A high school football rivalry took a turn for the racist on Friday, when the affluent, mostly-white Colleyville Heritage High School held a Donald Trump-themed pep rally ahead of it’s game against Trinity High in Euless, a more diverse school. According to the Dallas Morning News, the official theme of the school’s pep rally was “Make Colleyville Great Again,” and students fashioned a sign that looked like a wall, with “paid for by Trinity” written on it. Students from both Trinity and Colleyville told the Morning News that they were deeply offended by the rally’s racial overtones, while Colleyville students who posted photos from the rally online got skewered on social media.
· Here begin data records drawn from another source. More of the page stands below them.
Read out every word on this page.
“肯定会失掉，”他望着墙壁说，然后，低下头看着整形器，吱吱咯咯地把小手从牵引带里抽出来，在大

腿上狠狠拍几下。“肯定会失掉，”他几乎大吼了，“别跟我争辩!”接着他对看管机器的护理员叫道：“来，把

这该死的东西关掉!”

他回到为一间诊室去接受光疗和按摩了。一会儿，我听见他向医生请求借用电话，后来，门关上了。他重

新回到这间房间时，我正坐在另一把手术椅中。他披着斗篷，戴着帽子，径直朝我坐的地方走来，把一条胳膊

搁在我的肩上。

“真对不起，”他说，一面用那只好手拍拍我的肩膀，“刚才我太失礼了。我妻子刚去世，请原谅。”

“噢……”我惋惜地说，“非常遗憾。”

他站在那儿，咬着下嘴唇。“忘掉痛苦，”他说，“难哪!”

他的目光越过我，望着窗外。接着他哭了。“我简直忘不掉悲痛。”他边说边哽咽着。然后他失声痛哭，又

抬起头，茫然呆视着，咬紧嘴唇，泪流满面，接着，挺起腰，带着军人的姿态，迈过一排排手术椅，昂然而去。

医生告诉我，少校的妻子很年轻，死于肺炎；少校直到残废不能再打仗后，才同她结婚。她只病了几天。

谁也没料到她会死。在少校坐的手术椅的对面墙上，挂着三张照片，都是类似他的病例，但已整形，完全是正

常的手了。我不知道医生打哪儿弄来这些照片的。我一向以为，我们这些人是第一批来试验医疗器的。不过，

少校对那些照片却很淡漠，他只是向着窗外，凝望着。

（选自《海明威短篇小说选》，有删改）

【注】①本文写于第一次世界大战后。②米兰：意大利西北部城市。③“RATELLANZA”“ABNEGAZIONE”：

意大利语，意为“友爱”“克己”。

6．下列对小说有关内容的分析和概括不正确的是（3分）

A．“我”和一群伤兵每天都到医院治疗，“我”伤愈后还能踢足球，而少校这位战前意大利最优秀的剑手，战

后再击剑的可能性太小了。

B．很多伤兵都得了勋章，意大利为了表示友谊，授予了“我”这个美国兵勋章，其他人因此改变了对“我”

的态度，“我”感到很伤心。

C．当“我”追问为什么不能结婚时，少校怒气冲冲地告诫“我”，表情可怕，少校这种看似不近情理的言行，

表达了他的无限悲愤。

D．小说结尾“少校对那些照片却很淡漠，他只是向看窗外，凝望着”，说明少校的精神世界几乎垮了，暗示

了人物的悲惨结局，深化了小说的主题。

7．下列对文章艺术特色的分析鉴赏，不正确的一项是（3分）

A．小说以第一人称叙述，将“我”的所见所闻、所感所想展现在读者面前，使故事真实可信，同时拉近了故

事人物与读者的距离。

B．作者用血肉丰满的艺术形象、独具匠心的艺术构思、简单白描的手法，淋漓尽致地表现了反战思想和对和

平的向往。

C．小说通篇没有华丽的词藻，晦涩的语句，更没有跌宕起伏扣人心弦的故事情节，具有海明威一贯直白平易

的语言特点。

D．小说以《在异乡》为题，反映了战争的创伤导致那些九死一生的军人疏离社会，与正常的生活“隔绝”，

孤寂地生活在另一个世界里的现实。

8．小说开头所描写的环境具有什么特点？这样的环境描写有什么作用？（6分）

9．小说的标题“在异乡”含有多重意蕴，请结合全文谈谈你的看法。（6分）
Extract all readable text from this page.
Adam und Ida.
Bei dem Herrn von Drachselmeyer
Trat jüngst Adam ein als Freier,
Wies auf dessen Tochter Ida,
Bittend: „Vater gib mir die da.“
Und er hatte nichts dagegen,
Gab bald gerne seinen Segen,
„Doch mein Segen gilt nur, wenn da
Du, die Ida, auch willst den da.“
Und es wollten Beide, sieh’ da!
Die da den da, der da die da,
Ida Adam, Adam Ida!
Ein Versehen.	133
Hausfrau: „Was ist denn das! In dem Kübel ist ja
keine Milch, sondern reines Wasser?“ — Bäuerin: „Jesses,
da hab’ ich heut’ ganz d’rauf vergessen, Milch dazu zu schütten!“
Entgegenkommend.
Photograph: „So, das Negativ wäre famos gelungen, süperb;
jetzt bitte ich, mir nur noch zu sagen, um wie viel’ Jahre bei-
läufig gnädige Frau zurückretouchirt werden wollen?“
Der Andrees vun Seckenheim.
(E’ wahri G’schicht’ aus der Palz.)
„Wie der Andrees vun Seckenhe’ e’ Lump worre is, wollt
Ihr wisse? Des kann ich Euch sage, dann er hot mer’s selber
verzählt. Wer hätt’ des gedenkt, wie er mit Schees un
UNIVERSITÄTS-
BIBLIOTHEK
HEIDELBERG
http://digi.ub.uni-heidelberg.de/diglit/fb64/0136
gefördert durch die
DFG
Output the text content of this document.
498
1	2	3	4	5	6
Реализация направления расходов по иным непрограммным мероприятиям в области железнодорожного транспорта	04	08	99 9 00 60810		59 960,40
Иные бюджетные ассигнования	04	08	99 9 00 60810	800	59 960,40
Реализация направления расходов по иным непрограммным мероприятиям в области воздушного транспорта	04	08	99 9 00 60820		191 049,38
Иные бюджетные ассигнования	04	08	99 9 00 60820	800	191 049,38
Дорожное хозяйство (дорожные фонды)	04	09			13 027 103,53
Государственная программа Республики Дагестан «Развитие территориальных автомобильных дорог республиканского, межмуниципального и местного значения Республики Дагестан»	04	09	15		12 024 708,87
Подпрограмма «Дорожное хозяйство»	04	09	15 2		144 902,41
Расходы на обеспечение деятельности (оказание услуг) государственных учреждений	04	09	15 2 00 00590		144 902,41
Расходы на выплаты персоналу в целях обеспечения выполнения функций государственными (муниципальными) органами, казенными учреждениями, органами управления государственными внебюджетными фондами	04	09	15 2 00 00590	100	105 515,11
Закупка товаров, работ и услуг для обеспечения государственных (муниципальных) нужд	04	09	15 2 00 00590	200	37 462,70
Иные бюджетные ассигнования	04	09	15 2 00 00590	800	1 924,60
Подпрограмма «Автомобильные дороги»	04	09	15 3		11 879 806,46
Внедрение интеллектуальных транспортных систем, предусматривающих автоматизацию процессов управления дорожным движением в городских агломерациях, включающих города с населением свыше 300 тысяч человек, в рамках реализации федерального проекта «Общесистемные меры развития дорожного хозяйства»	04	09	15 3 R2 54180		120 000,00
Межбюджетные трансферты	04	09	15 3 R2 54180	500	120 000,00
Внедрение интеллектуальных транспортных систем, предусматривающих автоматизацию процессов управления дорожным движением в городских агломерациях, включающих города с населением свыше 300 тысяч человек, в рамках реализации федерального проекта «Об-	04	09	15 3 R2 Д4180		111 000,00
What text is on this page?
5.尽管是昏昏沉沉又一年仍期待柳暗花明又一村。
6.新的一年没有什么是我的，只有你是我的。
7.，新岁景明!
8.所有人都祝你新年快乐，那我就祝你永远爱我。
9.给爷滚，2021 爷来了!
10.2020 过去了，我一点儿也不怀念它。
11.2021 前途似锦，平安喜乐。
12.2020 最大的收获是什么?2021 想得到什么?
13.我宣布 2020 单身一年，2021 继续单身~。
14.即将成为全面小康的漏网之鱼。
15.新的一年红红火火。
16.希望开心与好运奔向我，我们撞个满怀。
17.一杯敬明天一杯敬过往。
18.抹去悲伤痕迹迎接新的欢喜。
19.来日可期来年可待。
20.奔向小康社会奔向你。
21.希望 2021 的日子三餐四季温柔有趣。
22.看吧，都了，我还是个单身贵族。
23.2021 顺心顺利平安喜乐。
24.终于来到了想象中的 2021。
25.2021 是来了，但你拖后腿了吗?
One student wrote on Twitter that the rally was approved by school administrators and wasn’t intentionally racist (the student’s response began with “okay idc stay in my mentions if you want”, because, remember, this is Twitter and these are just kids). A school district spokesman wouldn’t tell the Morning News whether the rally was approved by the school or not, but he offered the following explanation for the rally’s theme: “The thinking was that if we could beat Trinity, Colleyville Heritage football would be great again.” Looks like Colleyville Heritage football won’t be “great again” anytime soon: Trinity beat Heritage for the ninth straight time on Friday, 35-21.